University of Arizona
College of Engineering
Client: Sayyed Mohsen Vazirizade (University of Arizona – Department of Civil Engineering)
Consultants: Elmira, Haozhe, Samir, Amy (author)
12 November 2019, 3-4:30pm
A. Overview of Client’s Problem
Sayyed is focusing on estimating distribution of significant wave heights only using the histogram of those wave heights. Based on the prior knowledge, he fitted the Weibull distribution with 3 parameters, and the parameters were estimated based on the least squares (LS), the maximum likelihood method (MSE), and method of moments (MM). In order to determine which of the estimated distributions is the best, he used the p-values from the goodness of fit test, RMSE, and the likelihood ratios. He wants to know if there are better methods to 1) estimate the parameters of the Weibull distribution and 2) test the performance of different density estimations.
1) Data details
The only available data is the histogram of the total number of significant wave heights, which are top 1/3 of the maximum wave heights, in year. The data is grouped into bins, and from the histogram, the distribution is skewed to the right, and the heavy tail is important feature in the distribution (but is not of our interest now).
2) Background information
There is no standard practice available in the literature to work only with the information from the histogram of the data. He also obtained the LS, MSE, and MM estimators based on the CDF of the histogram, not the PDF. The LS estimators were obtained by minimizing the distance between the fitted Weibull distribution and the end point of each bin in the histogram.
3) Outcome of interest
- Alternative method to estimate parameters
- Performance metrics to measure which of the estimated densities with different sets of parameters is the best
IV. Next steps
1) Our suggestions
- Simulation study: In order to validate his approaches (the LS, MLE, MM with the CDF of a histogram) and to generalize his methods, we suggested generating samples from the Weibull distribution with different sets of parameters. Using the generated samples, he can create histograms and apply his methods to see if it works for general cases, other than this specific dataset.

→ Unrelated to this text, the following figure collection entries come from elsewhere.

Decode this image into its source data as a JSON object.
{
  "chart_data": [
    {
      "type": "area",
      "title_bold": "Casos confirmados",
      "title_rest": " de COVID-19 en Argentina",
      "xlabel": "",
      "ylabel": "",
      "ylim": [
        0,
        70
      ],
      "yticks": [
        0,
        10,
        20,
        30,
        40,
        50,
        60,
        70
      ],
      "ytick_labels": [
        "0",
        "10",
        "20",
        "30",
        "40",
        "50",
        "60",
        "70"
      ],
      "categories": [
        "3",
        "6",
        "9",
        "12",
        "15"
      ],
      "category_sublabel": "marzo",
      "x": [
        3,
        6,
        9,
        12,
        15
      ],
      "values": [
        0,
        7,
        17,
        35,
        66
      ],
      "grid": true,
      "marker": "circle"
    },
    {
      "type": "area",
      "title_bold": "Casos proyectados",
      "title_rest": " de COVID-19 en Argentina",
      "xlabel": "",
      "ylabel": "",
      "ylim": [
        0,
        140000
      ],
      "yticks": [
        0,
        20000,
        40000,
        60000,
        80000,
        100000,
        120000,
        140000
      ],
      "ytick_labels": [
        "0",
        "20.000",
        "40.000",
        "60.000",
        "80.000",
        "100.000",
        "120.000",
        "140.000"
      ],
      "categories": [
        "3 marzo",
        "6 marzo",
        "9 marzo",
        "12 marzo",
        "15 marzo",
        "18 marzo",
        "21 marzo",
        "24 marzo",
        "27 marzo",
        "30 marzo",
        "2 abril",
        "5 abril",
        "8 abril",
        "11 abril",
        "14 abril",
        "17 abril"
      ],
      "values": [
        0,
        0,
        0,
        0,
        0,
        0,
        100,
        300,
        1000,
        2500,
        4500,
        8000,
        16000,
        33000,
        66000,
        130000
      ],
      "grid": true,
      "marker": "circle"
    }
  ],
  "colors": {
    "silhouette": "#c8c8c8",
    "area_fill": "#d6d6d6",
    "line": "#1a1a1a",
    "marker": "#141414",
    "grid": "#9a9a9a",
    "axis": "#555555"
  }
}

- Reliability of the p-values from the goodness of fit test: Since there are only 9 bins in the histogram, which is like a test with 9 observations, we told him not to heavily rely on the p-values from the goodness of fit test. For a small sample, a Bayesian approach might be useful, which assume a prior distribution of parameters based on the background knowledge. However, according to Sayyed, the prior was assumed to be uniform for one of the parameter, which will not add any information. So, if that is the case, it might not be useful.
- We suggested looking at simpler situations with only two parameters, excluding the third parameter, gamma, which accounts for the shift of the Weibull distribution. If he wants to use all three parameters, he would want to fix gamma, and conditional on that given gamma, he can estimate alpha and beta, the other two parameters.
2) Things to be discussed in class
- What other methods are available for the parameter estimation?
- Any other methods other than the goodness of fit test? How do you measure which density estimation method is good or not? We need to come up with a method to determine which set of parameters is the best.